Why are some tube preamps so expensive when others are downright cheap?

This was the question that kept nagging me when I first started exploring tube mic preamps. I had owned a cheap "tube preamp" for a few years. It had a tube in it and I couldn't understand how the tube preamps I read about (like a DW Fearn or Manley) could be that much better.

I had been a Solid-state guy since the 70's. That's when I started and all the sales guys in the stores would say,"You don't want to mess with that old tube stuff. Just look at these specs. Who would want all that distortion and poor freq response?" Years went by, then decades, during which time I learned how to get a good sound with SS gear and a mess of effects. I had been striving for a certain sound. One example was the ultraclear vocals on many of James Talyor's albums of that era. Every mouth sound and nuance was right there. For a long time I thought it was the expensive microphones they used. Over time, I learned to use aural exciters, compressors, EQ, and such to get an approximation of that sound. LDC mikes had became affordable in the 90's and I found out it wasn't JUST the mikes. Hmmmm, ...

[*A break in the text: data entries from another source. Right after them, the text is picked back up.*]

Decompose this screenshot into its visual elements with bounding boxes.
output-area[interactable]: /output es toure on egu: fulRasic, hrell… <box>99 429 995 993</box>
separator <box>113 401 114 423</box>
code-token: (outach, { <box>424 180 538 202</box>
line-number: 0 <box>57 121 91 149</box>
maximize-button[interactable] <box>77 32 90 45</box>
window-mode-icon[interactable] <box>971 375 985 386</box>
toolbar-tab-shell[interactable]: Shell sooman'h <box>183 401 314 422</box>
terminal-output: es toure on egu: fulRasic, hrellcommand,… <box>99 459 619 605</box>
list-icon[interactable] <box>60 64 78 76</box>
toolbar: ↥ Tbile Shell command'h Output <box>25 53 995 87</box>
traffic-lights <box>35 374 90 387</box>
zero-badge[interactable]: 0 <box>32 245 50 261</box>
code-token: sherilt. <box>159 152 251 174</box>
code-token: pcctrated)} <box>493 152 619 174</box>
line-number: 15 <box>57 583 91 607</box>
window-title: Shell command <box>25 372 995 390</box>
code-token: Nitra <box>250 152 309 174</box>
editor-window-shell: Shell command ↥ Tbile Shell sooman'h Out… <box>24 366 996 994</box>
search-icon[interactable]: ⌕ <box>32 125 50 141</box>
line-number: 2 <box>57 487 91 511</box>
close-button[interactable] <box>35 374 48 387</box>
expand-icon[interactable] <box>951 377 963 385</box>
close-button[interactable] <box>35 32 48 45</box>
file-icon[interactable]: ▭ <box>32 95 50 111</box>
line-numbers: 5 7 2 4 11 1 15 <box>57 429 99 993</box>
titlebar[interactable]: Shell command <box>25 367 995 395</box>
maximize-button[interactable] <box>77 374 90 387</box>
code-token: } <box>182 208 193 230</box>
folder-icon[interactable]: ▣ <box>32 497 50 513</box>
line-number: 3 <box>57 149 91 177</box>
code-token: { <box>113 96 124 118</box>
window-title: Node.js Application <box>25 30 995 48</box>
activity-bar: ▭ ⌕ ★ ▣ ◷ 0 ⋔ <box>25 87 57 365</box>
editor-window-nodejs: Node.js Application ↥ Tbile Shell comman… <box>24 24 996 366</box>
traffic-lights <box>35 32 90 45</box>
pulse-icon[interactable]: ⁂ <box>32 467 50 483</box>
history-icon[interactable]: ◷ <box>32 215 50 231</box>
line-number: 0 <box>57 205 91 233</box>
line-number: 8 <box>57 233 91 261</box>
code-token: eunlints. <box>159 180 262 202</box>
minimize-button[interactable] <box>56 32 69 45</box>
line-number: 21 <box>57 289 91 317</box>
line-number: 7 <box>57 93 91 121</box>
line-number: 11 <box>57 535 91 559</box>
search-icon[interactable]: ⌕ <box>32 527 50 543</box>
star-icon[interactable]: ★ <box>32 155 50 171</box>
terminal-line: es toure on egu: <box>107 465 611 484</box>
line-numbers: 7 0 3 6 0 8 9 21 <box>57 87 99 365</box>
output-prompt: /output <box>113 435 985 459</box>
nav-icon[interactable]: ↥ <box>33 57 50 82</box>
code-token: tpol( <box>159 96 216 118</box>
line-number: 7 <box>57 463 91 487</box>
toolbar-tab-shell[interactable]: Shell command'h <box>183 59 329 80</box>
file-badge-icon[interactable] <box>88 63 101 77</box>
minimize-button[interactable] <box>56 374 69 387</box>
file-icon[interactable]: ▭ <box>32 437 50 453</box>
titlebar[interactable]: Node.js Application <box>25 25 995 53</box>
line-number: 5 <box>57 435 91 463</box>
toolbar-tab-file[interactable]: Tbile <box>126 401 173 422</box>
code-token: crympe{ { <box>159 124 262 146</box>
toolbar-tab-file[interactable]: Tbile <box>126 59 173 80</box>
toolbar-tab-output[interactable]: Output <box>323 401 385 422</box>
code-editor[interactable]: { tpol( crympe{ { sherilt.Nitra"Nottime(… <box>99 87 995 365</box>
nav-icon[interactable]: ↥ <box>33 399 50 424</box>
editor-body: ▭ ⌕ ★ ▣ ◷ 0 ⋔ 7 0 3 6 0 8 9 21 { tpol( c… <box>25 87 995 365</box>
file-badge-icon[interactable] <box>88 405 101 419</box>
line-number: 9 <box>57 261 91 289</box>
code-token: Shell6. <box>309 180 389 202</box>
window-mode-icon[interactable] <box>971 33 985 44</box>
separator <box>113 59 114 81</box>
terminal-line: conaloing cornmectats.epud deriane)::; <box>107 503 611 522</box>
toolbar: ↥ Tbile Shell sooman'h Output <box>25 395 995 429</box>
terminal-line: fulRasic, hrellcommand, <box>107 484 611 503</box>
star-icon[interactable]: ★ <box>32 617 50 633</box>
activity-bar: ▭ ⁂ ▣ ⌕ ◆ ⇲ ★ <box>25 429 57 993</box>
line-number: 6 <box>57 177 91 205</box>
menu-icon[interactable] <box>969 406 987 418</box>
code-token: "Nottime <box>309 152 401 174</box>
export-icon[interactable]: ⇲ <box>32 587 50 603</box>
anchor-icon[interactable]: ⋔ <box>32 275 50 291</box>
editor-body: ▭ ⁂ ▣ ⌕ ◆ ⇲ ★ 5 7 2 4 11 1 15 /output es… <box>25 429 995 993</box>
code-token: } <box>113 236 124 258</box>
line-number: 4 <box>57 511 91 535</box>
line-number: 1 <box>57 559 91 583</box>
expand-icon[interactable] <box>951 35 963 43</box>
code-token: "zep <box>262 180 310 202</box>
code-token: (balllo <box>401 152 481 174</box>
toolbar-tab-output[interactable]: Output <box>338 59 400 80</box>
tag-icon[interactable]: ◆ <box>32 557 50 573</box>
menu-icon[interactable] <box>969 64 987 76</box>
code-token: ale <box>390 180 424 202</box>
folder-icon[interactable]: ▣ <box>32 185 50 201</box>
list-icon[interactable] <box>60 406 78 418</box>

I read articles in magazines and online forums about the difference a true tube preamp can make but I didn't have the money. I was saving to buy a Groove Tubes Brick, when I saw an Ampex 601 for a couple hundred and decided to try it. I was so disappointed. It was noisy and muddy. I couldn't imagine anyone wanting to use such a device. Now I had been doing electronics as a hobby since about the age of 8. Dad bought me the Radio Shack DIY and educational kits. He and I built a variety of things from various magazines. I also learned some electronics as a physics major in college. I had enough knowledge to begin to learn the ins and outs of tube electronics. I replaced all the caps, cleaned it up, and tried it. It was like a religious experience for me. Here was the sound I had been looking for and it was nothing more than a mic and a preamp - totally dry. The next few years were spent studying and experimenting, improving and refining. I built preamps for some friends and then started my website in 2006.

A "true tube preamp" has a high voltage power supply. Anything with a wall wart (or lump in the line) power supply is not a true tube preamp. They run on low voltage where a true tube preamp runs on hundreds of volts. It is a gimmick. The high voltage rated parts cost much more than low voltage parts. The high voltage power transformers are more expensive. The audio transformers are more expensive and difficult to make. Most cheap "starved plate" designs don't have audio transformers at all - too expensive. The high voltage audio capacitors are much more expensive. Almost every single part in the circuits is many times more expensive than the low voltage parts used in SS electronics.

One main reason a true tube preamp sounds so different from a cheap imitation, is that the cheap imitations use transformerless SS circuits to interact with the microphone. A true tube preamp will almost always have its input transformer and the first tube grid as the connection to the mic. This circuit sets the input impedance which affects the loading on the mic. The cheap imitations use chips to interact with the mic, then they run the signal through a tube operating at low voltage to theoretically give it "that tube sound." This allows them to market the device as a "Tube Microphone preamp." The amplification primarily comes from the SS circuits. I consider this a bad joke. Most tube preamps sound better than most SS preamps because the MIKES sound better when feeding a good mic transformer and tube grid.